Under the Wikipublisher system, authors make a book in 3 stages:
This approach lets authors focus primarily on the structure and contents, without being unduly distracted by presentation details. Wikipublisher then applies the authors’ presentation decisions consistently throughout the entire book.
The manual is organized into 3 parts, plus a technical appendix. The Quick Start explains everything a new author needs to know to produce a basic book. In the first instance, authors can put their effort into writing and let Wikipublisher’s default metadata set control the book’s presentation. The second part of the manual describes in detail the complete structure of a book into Front Matter, Main Matter, and Back Matter. These chapters describe a range of different publishing scenarios and how they can be realized using Wikipublisher. Some wiki pages, structurally part of the main matter, may be presented in the front matter (e.g., a preface) or the back matter (e.g., an afterword), rather than in the body. Finally, Shape Shifting explains how to use the book’s metadata settings to change the look of the final product. By assigning different metadata values, an author can make over 5,000 different book designs.

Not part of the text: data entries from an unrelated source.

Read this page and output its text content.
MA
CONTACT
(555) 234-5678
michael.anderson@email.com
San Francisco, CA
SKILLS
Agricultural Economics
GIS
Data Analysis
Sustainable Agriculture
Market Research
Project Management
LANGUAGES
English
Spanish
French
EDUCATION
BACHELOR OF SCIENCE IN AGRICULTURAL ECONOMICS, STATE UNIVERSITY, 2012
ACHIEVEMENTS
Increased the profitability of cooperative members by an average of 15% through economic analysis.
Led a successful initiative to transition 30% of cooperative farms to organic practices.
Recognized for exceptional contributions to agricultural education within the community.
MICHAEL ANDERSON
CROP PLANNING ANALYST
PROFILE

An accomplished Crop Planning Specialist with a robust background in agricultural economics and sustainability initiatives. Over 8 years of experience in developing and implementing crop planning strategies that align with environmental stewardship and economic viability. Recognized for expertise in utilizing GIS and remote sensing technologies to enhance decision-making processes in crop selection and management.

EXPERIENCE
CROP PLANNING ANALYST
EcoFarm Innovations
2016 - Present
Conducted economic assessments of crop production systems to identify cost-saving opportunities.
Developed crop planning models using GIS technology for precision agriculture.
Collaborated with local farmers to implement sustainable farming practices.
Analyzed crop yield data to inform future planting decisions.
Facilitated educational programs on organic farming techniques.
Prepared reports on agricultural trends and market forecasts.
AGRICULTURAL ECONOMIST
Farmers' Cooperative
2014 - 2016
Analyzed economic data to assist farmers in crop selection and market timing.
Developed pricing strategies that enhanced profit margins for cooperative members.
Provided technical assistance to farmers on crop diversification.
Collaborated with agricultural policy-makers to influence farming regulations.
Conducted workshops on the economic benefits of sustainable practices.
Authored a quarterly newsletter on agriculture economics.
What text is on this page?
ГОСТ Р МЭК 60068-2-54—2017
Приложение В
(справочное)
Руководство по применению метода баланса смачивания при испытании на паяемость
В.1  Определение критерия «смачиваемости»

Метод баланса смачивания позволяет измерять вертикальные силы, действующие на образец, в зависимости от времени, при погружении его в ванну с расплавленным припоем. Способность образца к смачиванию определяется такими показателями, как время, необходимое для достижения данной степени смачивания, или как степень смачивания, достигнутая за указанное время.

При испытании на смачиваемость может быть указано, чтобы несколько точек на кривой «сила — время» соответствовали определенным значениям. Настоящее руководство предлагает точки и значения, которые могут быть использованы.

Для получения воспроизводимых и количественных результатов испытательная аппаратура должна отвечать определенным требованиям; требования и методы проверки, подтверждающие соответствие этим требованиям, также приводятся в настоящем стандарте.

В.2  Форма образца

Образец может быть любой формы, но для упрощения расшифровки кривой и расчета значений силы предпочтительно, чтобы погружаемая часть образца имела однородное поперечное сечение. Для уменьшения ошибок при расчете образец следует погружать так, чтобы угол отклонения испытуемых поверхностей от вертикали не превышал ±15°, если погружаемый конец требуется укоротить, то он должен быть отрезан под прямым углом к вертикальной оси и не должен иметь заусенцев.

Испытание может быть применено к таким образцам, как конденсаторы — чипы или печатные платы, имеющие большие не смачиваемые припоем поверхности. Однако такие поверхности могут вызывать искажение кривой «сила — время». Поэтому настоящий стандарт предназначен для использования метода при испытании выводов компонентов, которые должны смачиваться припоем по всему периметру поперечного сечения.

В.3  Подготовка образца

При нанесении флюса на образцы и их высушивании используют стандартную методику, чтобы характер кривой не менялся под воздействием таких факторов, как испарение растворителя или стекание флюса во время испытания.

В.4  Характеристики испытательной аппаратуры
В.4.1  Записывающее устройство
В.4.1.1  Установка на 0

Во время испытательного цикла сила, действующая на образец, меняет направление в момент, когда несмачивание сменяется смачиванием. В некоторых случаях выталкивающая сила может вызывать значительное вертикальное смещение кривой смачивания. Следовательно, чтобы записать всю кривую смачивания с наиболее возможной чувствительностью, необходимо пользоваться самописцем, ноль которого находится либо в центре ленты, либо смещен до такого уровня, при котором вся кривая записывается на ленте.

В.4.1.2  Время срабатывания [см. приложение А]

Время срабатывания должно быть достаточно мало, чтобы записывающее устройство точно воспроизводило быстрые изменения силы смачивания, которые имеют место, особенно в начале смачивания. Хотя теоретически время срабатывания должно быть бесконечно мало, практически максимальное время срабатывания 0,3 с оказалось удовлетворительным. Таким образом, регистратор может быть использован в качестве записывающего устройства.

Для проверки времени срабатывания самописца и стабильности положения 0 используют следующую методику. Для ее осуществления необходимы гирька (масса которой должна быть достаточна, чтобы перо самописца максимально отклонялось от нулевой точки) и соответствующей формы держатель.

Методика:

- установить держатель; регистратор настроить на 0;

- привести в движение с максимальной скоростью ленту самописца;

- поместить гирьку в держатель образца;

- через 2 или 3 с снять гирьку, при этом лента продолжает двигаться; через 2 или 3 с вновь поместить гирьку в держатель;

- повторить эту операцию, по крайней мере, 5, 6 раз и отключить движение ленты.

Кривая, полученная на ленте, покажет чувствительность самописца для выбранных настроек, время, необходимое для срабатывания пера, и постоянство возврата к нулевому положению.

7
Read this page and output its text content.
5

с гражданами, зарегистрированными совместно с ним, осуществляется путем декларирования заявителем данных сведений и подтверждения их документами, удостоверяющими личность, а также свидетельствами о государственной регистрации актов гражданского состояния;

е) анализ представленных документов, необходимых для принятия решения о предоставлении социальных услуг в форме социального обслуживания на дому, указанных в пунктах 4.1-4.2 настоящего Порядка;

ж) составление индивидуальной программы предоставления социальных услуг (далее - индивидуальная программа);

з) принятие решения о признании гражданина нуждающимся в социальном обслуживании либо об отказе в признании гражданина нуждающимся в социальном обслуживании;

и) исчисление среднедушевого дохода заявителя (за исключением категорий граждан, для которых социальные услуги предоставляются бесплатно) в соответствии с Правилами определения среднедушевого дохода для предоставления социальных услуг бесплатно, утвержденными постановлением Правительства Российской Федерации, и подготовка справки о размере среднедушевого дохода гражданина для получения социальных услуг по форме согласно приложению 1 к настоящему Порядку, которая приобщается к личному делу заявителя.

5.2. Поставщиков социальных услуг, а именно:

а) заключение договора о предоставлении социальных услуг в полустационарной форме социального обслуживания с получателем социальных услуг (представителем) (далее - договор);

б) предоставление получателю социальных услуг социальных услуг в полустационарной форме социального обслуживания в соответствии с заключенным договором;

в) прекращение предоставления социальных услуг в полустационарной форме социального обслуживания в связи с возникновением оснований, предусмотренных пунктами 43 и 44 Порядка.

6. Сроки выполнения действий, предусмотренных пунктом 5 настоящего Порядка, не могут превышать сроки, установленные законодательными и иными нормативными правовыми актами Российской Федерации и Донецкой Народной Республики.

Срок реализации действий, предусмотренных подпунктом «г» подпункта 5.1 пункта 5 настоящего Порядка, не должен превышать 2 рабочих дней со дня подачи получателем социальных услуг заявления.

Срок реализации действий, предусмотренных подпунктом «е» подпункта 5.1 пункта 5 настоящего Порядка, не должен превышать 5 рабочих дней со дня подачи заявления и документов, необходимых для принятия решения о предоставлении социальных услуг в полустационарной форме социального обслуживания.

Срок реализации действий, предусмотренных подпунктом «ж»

The appendix on Technical Matters covers a variety of topics, such as using high resolution images, the various classes of table, marginal notes, special characters (e.g., ©, ®, ™), cross-references, and other kinds of structural markup. There is also a section on Wikipublisher’s support for Internationalisation.
This guide assumes the reader is already familiar with wiki markup, including wiki trail pages, and illustrates many of the practices it describes. The images which decorate the guide and close each chapter are in the public domain in the US and Canada, and are available at fromoldbooks.org. The guide uses a chapter style called Robert, in homage to The Elements of Typographic Style by Robert Bringhurst.
Finally, I would like to thank all the users who have reported bugs, suggested improvements, and helped test new features.